If you were to take 1 or more of your existing portfolio and move it to a Sub S and then refinance it with a portfolio lender, you then have opened up the slots of available loans that you can do through Fannie Mae financing. Fannie Mae doesn't consider a property that is financed in the name of the Sub S or C Corp to count in the 10 financed property rule, because its commercial. This is true, even if you have to sign as the guarantor of that loan on a personal basis. Primarily because the loan is in the name of the Sub S or the C Corp.
So look at investing like this; you should hold all properties in your personal name up to the point of 10 financed properties. From there you move as many properties as you wish to open slots for into the Sub S and get portfolio financing on them. By doing this, you can always buy your new homes as a Fannie Mae loan. I would age out my oldest financed property or the properties with the smallest balance to the portfolio loan, and minimize the higher rate that way.
Below in the actual Fannie Mae guidelines.
See below from the reference guide for FNMA multiple financed properties in MyKey. If they own 25% or more of the LLC or partnership then it would count.
Type of Property Ownership to include in Financed Property Count:
Joint ownership of residential real estate. (This is considered to be the same as total ownership of an individual property).
Note: Other properties owned or financed jointly by the borrower and co-borrower are only counted once.
Joint or total ownership of a property that is held in the name of a corporation or S-corporation, even if the borrower is the owner
of the corporation; however, the financing is in the name of the borrower.
Obligation on a mortgage debt for a residential property (regardless of whether or not the borrower is an owner of the property).

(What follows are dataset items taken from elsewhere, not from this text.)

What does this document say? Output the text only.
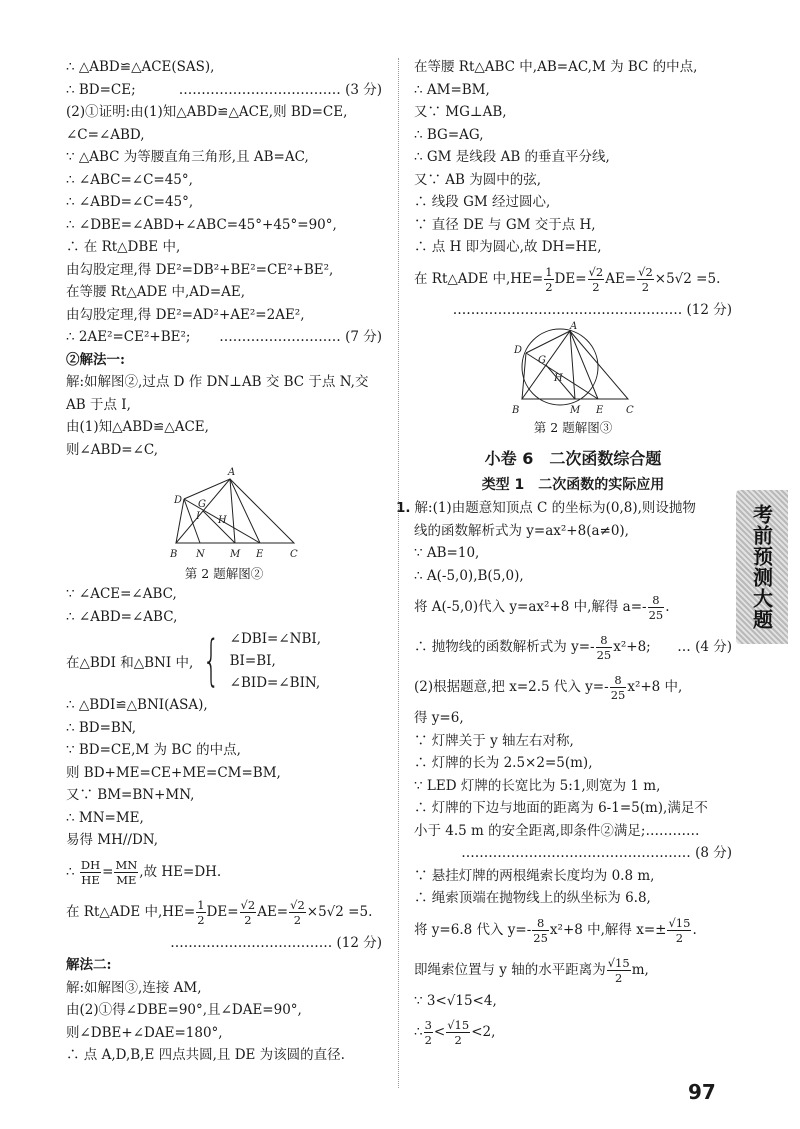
∴ △ABD≌△ACE(SAS),
∴ BD=CE;	……………………………… (3 分)
(2)①证明:由(1)知△ABD≌△ACE,则 BD=CE,
∠C=∠ABD,
∵ △ABC 为等腰直角三角形,且 AB=AC,
∴ ∠ABC=∠C=45°,
∴ ∠ABD=∠C=45°,
∴ ∠DBE=∠ABD+∠ABC=45°+45°=90°,
∴ 在 Rt△DBE 中,
由勾股定理,得 DE²=DB²+BE²=CE²+BE²,
在等腰 Rt△ADE 中,AD=AE,
由勾股定理,得 DE²=AD²+AE²=2AE²,
∴ 2AE²=CE²+BE²; ……………………… (7 分)
②解法一:
解:如解图②,过点 D 作 DN⊥AB 交 BC 于点 N,交
AB 于点 I,
由(1)知△ABD≌△ACE,
则∠ABD=∠C,
A
D G
H
B N	M E	C
I
第 2 题解图②
∵ ∠ACE=∠ABC,
∴ ∠ABD=∠ABC,
在△BDI 和△BNI 中, { ∠DBI=∠NBI,
BI=BI,
∠BID=∠BIN,
∴ △BDI≌△BNI(ASA),
∴ BD=BN,
∵ BD=CE,M 为 BC 的中点,
则 BD+ME=CE+ME=CM=BM,
又∵ BM=BN+MN,
∴ MN=ME,
易得 MH//DN,
∴ $\frac{DH}{HE} = \frac{MN}{ME}$ ,故 HE=DH.
在 Rt△ADE 中$,HE= \frac{1}{2} DE= \frac{√2}{2} AE= \frac{√2}{2} \times 5√2 =5$.
……………………………… (12 分)
解法二:
解:如解图③,连接 AM,
由(2)①得∠DBE=90°,且∠DAE=90°,
则∠DBE+∠DAE=180°,
∴ 点 A,D,B,E 四点共圆,且 DE 为该圆的直径.
在等腰 Rt△ABC 中,AB=AC,M 为 BC 的中点,
∴ AM=BM,
又∵ MG⊥AB,
∴ BG=AG,
∴ GM 是线段 AB 的垂直平分线,
又∵ AB 为圆中的弦,
∴ 线段 GM 经过圆心,
∵ 直径 DE 与 GM 交于点 H,
∴ 点 H 即为圆心,故 DH=HE,
在 Rt△ADE 中$,HE= \frac{1}{2} DE= \frac{√2}{2} AE= \frac{√2}{2} \times 5√2 =5$.
…………………………………………… (12 分)
A
D
G
H
B	M E C
第 2 题解图③
小卷 6　二次函数综合题
类型 1　二次函数的实际应用
1. 解:(1)由题意知顶点 C 的坐标为(0,8),则设抛物
线的函数解析式为 y=ax²+8(a≠0),
∵ AB=10,
∴ A(-5,0),B(5,0),
将 A(-5,0)代入 y=ax²+8 中,解得 $a=- \frac{8}{25}$ .
∴ 抛物线的函数解析式为 $y=- \frac{8}{25} x^2+8$; … (4 分)
(2)根据题意,把 x=2.5 代入 $y=- \frac{8}{25} x^2+8$ 中,
得 y=6,
∵ 灯牌关于 y 轴左右对称,
∴ 灯牌的长为 2.5×2=5(m),
∵ LED 灯牌的长宽比为 5:1,则宽为 1 m,
∴ 灯牌的下边与地面的距离为 6-1=5(m),满足不
小于 4.5 m 的安全距离,即条件②满足;…………
…………………………………………… (8 分)
∵ 悬挂灯牌的两根绳索长度均为 0.8 m,
∴ 绳索顶端在抛物线上的纵坐标为 6.8,
将 y=6.8 代入 $y=- \frac{8}{25} x^2+8$ 中,解得 $x=\pm \frac{√15}{2}$ .
即绳索位置与 y 轴的水平距离为 $\frac{√15}{2} m$,
∵ 3<√15<4,
∴ $\frac{3}{2} < \frac{√15}{2} <2$,
考前预测大题
97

Ownership of property that is held in the name of a limited liability company (LLC) or partnership where the borrower(s) have
an individual or combined ownership in the LLC or partnership of 25% or more, regardless of the entity (or borrower) that is the
obligor on the mortgage.
Ownership of a property that is held in the name of an LLC or partnership where the borrower(s) have an individual or combined
ownership in the LLC or partnership of less than 25% and the financing is in the name of the borrower.

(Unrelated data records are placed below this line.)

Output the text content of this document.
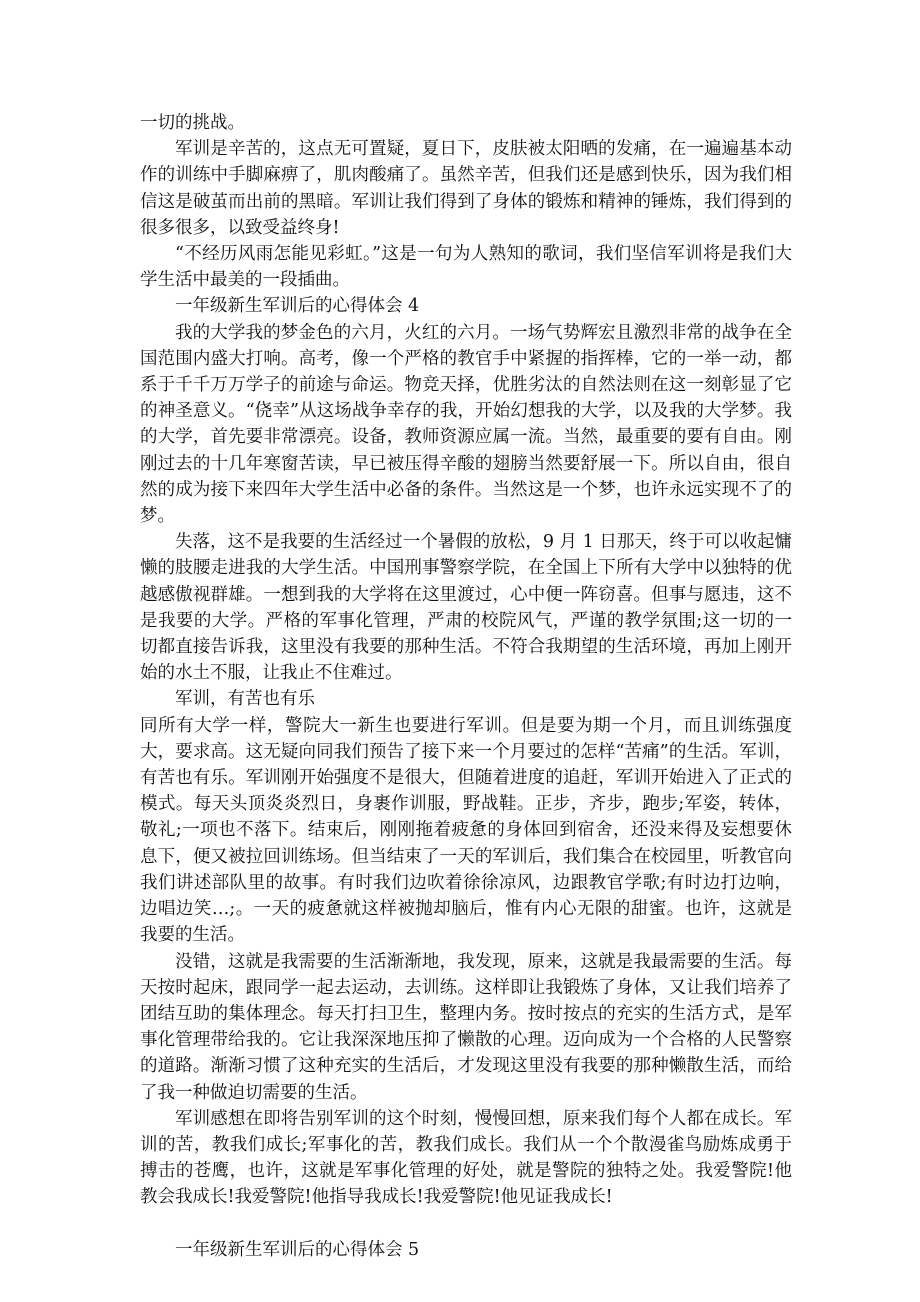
一切的挑战。

军训是辛苦的，这点无可置疑，夏日下，皮肤被太阳晒的发痛，在一遍遍基本动作的训练中手脚麻痹了，肌肉酸痛了。虽然辛苦，但我们还是感到快乐，因为我们相信这是破茧而出前的黑暗。军训让我们得到了身体的锻炼和精神的锤炼，我们得到的很多很多，以致受益终身!

“不经历风雨怎能见彩虹。”这是一句为人熟知的歌词，我们坚信军训将是我们大学生活中最美的一段插曲。

一年级新生军训后的心得体会 4

我的大学我的梦金色的六月，火红的六月。一场气势辉宏且激烈非常的战争在全国范围内盛大打响。高考，像一个严格的教官手中紧握的指挥棒，它的一举一动，都系于千千万万学子的前途与命运。物竞天择，优胜劣汰的自然法则在这一刻彰显了它的神圣意义。“侥幸”从这场战争幸存的我，开始幻想我的大学，以及我的大学梦。我的大学，首先要非常漂亮。设备，教师资源应属一流。当然，最重要的要有自由。刚刚过去的十几年寒窗苦读，早已被压得辛酸的翅膀当然要舒展一下。所以自由，很自然的成为接下来四年大学生活中必备的条件。当然这是一个梦，也许永远实现不了的梦。

失落，这不是我要的生活经过一个暑假的放松，9 月 1 日那天，终于可以收起慵懒的肢腰走进我的大学生活。中国刑事警察学院，在全国上下所有大学中以独特的优越感傲视群雄。一想到我的大学将在这里渡过，心中便一阵窃喜。但事与愿违，这不是我要的大学。严格的军事化管理，严肃的校院风气，严谨的教学氛围;这一切的一切都直接告诉我，这里没有我要的那种生活。不符合我期望的生活环境，再加上刚开始的水土不服，让我止不住难过。

军训，有苦也有乐

同所有大学一样，警院大一新生也要进行军训。但是要为期一个月，而且训练强度大，要求高。这无疑向同我们预告了接下来一个月要过的怎样“苦痛”的生活。军训，有苦也有乐。军训刚开始强度不是很大，但随着进度的追赶，军训开始进入了正式的模式。每天头顶炎炎烈日，身裹作训服，野战鞋。正步，齐步，跑步;军姿，转体，敬礼;一项也不落下。结束后，刚刚拖着疲惫的身体回到宿舍，还没来得及妄想要休息下，便又被拉回训练场。但当结束了一天的军训后，我们集合在校园里，听教官向我们讲述部队里的故事。有时我们边吹着徐徐凉风，边跟教官学歌;有时边打边响，边唱边笑…;。一天的疲惫就这样被抛却脑后，惟有内心无限的甜蜜。也许，这就是我要的生活。

没错，这就是我需要的生活渐渐地，我发现，原来，这就是我最需要的生活。每天按时起床，跟同学一起去运动，去训练。这样即让我锻炼了身体，又让我们培养了团结互助的集体理念。每天打扫卫生，整理内务。按时按点的充实的生活方式，是军事化管理带给我的。它让我深深地压抑了懒散的心理。迈向成为一个合格的人民警察的道路。渐渐习惯了这种充实的生活后，才发现这里没有我要的那种懒散生活，而给了我一种做迫切需要的生活。

军训感想在即将告别军训的这个时刻，慢慢回想，原来我们每个人都在成长。军训的苦，教我们成长;军事化的苦，教我们成长。我们从一个个散漫雀鸟励炼成勇于搏击的苍鹰，也许，这就是军事化管理的好处，就是警院的独特之处。我爱警院!他教会我成长!我爱警院!他指导我成长!我爱警院!他见证我成长!

一年级新生军训后的心得体会 5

Ownership of a manufactured home and the land on which it is situated that is titled as real property
Type of Property Ownership NOT to include in Financed Property Count:
Ownership of commercial real estate.
Ownership of a multifamily property consisting of more than four dwelling units.

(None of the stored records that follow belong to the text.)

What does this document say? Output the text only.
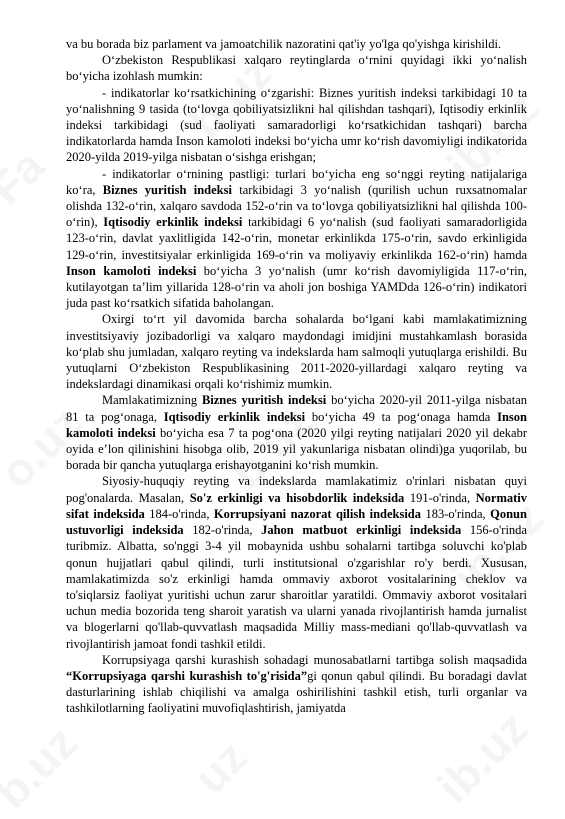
va bu borada biz parlament va jamoatchilik nazoratini qat'iy yo'lga qo'yishga kirishildi.

O‘zbekiston Respublikasi xalqaro reytinglarda o‘rnini quyidagi ikki yo‘nalish bo‘yicha izohlash mumkin:

- indikatorlar ko‘rsatkichining o‘zgarishi: Biznes yuritish indeksi tarkibidagi 10 ta yo‘nalishning 9 tasida (to‘lovga qobiliyatsizlikni hal qilishdan tashqari), Iqtisodiy erkinlik indeksi tarkibidagi (sud faoliyati samaradorligi ko‘rsatkichidan tashqari) barcha indikatorlarda hamda Inson kamoloti indeksi bo‘yicha umr ko‘rish davomiyligi indikatorida 2020-yilda 2019-yilga nisbatan o‘sishga erishgan;

- indikatorlar o‘rnining pastligi: turlari bo‘yicha eng so‘nggi reyting natijalariga ko‘ra, Biznes yuritish indeksi tarkibidagi 3 yo‘nalish (qurilish uchun ruxsatnomalar olishda 132-o‘rin, xalqaro savdoda 152-o‘rin va to‘lovga qobiliyatsizlikni hal qilishda 100-o‘rin), Iqtisodiy erkinlik indeksi tarkibidagi 6 yo‘nalish (sud faoliyati samaradorligida 123-o‘rin, davlat yaxlitligida 142-o‘rin, monetar erkinlikda 175-o‘rin, savdo erkinligida 129-o‘rin, investitsiyalar erkinligida 169-o‘rin va moliyaviy erkinlikda 162-o‘rin) hamda Inson kamoloti indeksi bo‘yicha 3 yo‘nalish (umr ko‘rish davomiyligida 117-o‘rin, kutilayotgan ta’lim yillarida 128-o‘rin va aholi jon boshiga YAMDda 126-o‘rin) indikatori juda past ko‘rsatkich sifatida baholangan.

Oxirgi to‘rt yil davomida barcha sohalarda bo‘lgani kabi mamlakatimizning investitsiyaviy jozibadorligi va xalqaro maydondagi imidjini mustahkamlash borasida ko‘plab shu jumladan, xalqaro reyting va indekslarda ham salmoqli yutuqlarga erishildi. Bu yutuqlarni O‘zbekiston Respublikasining 2011-2020-yillardagi xalqaro reyting va indekslardagi dinamikasi orqali ko‘rishimiz mumkin.

Mamlakatimizning Biznes yuritish indeksi bo‘yicha 2020-yil 2011-yilga nisbatan 81 ta pog‘onaga, Iqtisodiy erkinlik indeksi bo‘yicha 49 ta pog‘onaga hamda Inson kamoloti indeksi bo‘yicha esa 7 ta pog‘ona (2020 yilgi reyting natijalari 2020 yil dekabr oyida e’lon qilinishini hisobga olib, 2019 yil yakunlariga nisbatan olindi)ga yuqorilab, bu borada bir qancha yutuqlarga erishayotganini ko‘rish mumkin.

Siyosiy-huquqiy reyting va indekslarda mamlakatimiz o'rinlari nisbatan quyi pog'onalarda. Masalan, So'z erkinligi va hisobdorlik indeksida 191-o'rinda, Normativ sifat indeksida 184-o'rinda, Korrupsiyani nazorat qilish indeksida 183-o'rinda, Qonun ustuvorligi indeksida 182-o'rinda, Jahon matbuot erkinligi indeksida 156-o'rinda turibmiz. Albatta, so'nggi 3-4 yil mobaynida ushbu sohalarni tartibga soluvchi ko'plab qonun hujjatlari qabul qilindi, turli institutsional o'zgarishlar ro'y berdi. Xususan, mamlakatimizda so'z erkinligi hamda ommaviy axborot vositalarining cheklov va to'siqlarsiz faoliyat yuritishi uchun zarur sharoitlar yaratildi. Ommaviy axborot vositalari uchun media bozorida teng sharoit yaratish va ularni yanada rivojlantirish hamda jurnalist va blogerlarni qo'llab-quvvatlash maqsadida Milliy mass-mediani qo'llab-quvvatlash va rivojlantirish jamoat fondi tashkil etildi.

Korrupsiyaga qarshi kurashish sohadagi munosabatlarni tartibga solish maqsadida “Korrupsiyaga qarshi kurashish to'g'risida”gi qonun qabul qilindi. Bu boradagi davlat dasturlarining ishlab chiqilishi va amalga oshirilishini tashkil etish, turli organlar va tashkilotlarning faoliyatini muvofiqlashtirish, jamiyatda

Joint or total ownership of a property that is held in the name of a corporation or S-corporation, even if the borrower is the owner of the corporation and the financing is in the name of the corporation or S-corporation.
Ownership in a timeshare.
Ownership of a vacant (residential) lot.
Ownership of a property that is held in the name of an LLC or partnership where the borrower(s) have an individual or combined ownership in the LLC or partnership of less than 25% and the financing is in the name of the LLC or partnership.
Ownership of a manufactured home on a leasehold estate not titled as real property (chattel lien on the home).